Preparador físico voltou
ontem ao clube e ontem começou
a trabalhar o fôlego da equipe.

Ainda vai demorar dois meses para o elenco do Atlético ficar na ponta dos cascos, mas nos próximos dias os jogadores já sentirão o estilo do preparador físico Riva de Carli.

Não vai ter refresco para ninguém. Todos terão que trabalhar em quatro períodos no CT do Caju para retomar o fôlego perdido e evitar tantas contusões seguidas. É a famosa "serra elétrica" da nova comissão técnica que está sendo (re) montada no rubro-negro. Apesar da expectativa por resultados imediatos, ele alerta que o trabalho é para longo prazo.

"Eu vim aqui para compor uma equipe, trabalhar com os atletas e efetivar um planejamento em que não se pense somente no momento, mas para toda temporada de 2005 e preparando para 2006", aponta. A lanterna no campeonato brasileiro e a crise técnica não assustam Riva. "Em 1998 a situação era mais delicada. Não tinha estádio, éramos 24.º, faltavam apenas dez jogos e demos uma grande arrancada para a 8.ª colocação", compara.

Com esse otimismo, ele assume a preparação física, mas já detectou que os jogadores estão nos mais variados estágios de preparação. "Alguns atletas não têm ritmo de jogo. Outro ponto é a parte psicológica, que afeta muito a capacidade dentro de campo em virtude das exigências e da autocobrança", analisa. Por isso, uma espécie de intertemporada já está planejada para ser deflagrada nos próximos dias.

Caso o Atlético não se classifique na Copa Libertadores da América, segunda-feira começam os trabalhos no CT. "Vamos individualizar os treinamentos e buscando sempre um maior volume e uma maior intensidade de trabalho e tendo sempre aquela seqüência", antecipa. Caso o time siga adiante no torneio internacional, esse trabalho terá início após a partida contra o Figueirense, dia 5 de junho. A meta é começar a adaptar os jogadores à nova comissão técnica. Além de Riva, um treinador deverá vir, provavelmente Geninho, a partir de julho.

O que os jogadores deverão estranhar será justamente essa intensidade.
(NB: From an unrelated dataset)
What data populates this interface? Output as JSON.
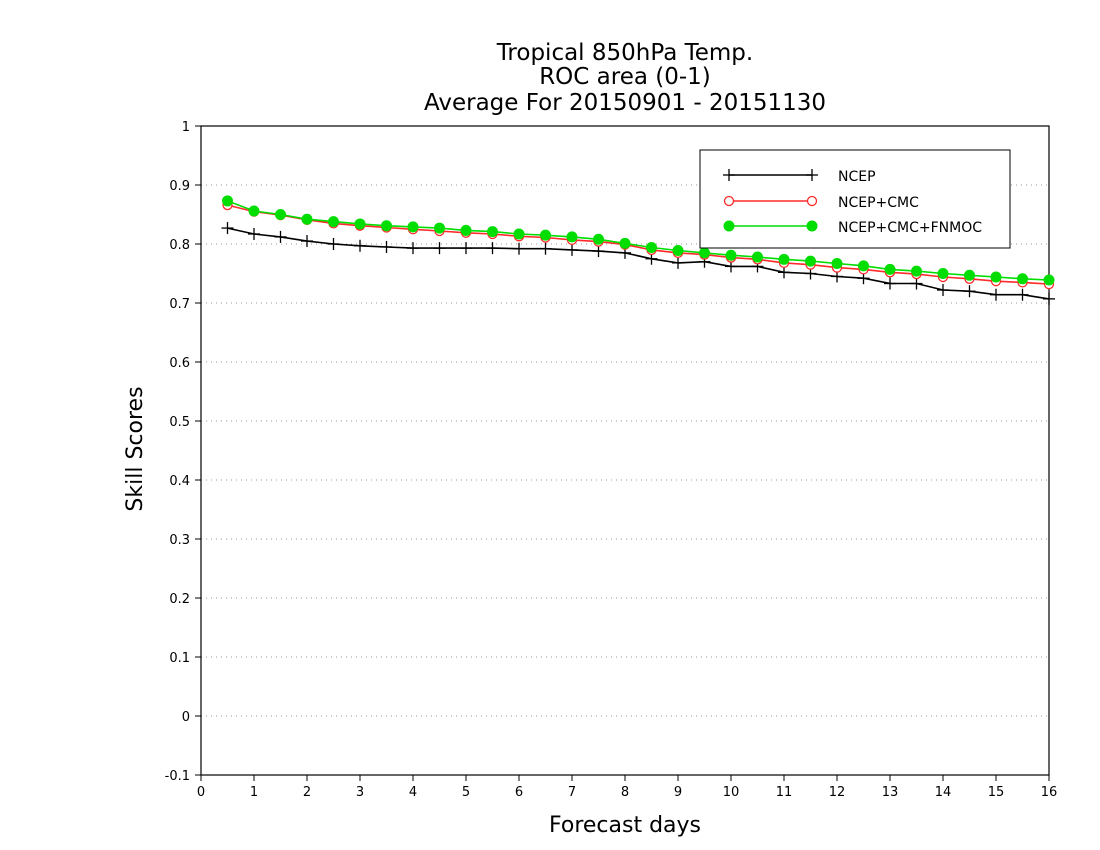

Nada mais, nada menos do que quatro períodos: 7h, 10h, 16h e à noite. "Vamos abordar no início do dia trabalhos neuromusculares, como força, flexibilidade e velocidade. Na segunda parte, resistência especial e à tarde, a parte anaeróbica (corridas). À noite, integrado com o departamento médico, com massoterapia (técnicas holísticas), para fazer uma regeneração do atleta para que ele suporte todas as cargas de treinamento" finaliza Riva.

Mesmo gessado, avante Aloísio viaja para Assunção

O Atlético embarca hoje para Assunção tentando fazer da classificação para as quartas-de-final da Copa Libertadores da América um ponto de honra. Lanterna do campeonato brasileiro, o time quer separar as competições e pensar somente no Cerro Porteño, adversário de quinta-feira, às 18h15, no Estádio La Olla. Apesar de poder jogar pelo empate, o time segue com vários problemas e pode até ficar com o banco incompleto na partida contra o "El Ciclón".

No embarque de hoje, o treinador Borba Filho não poderá contar com vários jogadores. "Vão estar à disposição contra o Cerro aqueles que estão registrados. Nós temos pelo menos cinco que não podem participar e 20 é o mínimo para se fazer uma viagem internacional e escolher 18 na hora do jogo", destaca.

A grande surpresa na delegação será a presença do atacante Aloísio. Mesmo com gesso na mão esquerda (devido a uma fratura) ele seguirá com a delegação e será avaliado para ver se poderá jogar na quinta. Os atacantes Jorge Henrique e Maciel (machucados) e Dênis Marques (suspenso) ficam em Curitiba. O meia Fernandinho, convocado para seleção sub-20 e também machucado, além do terceiro goleiro (Vinícius) não viajam.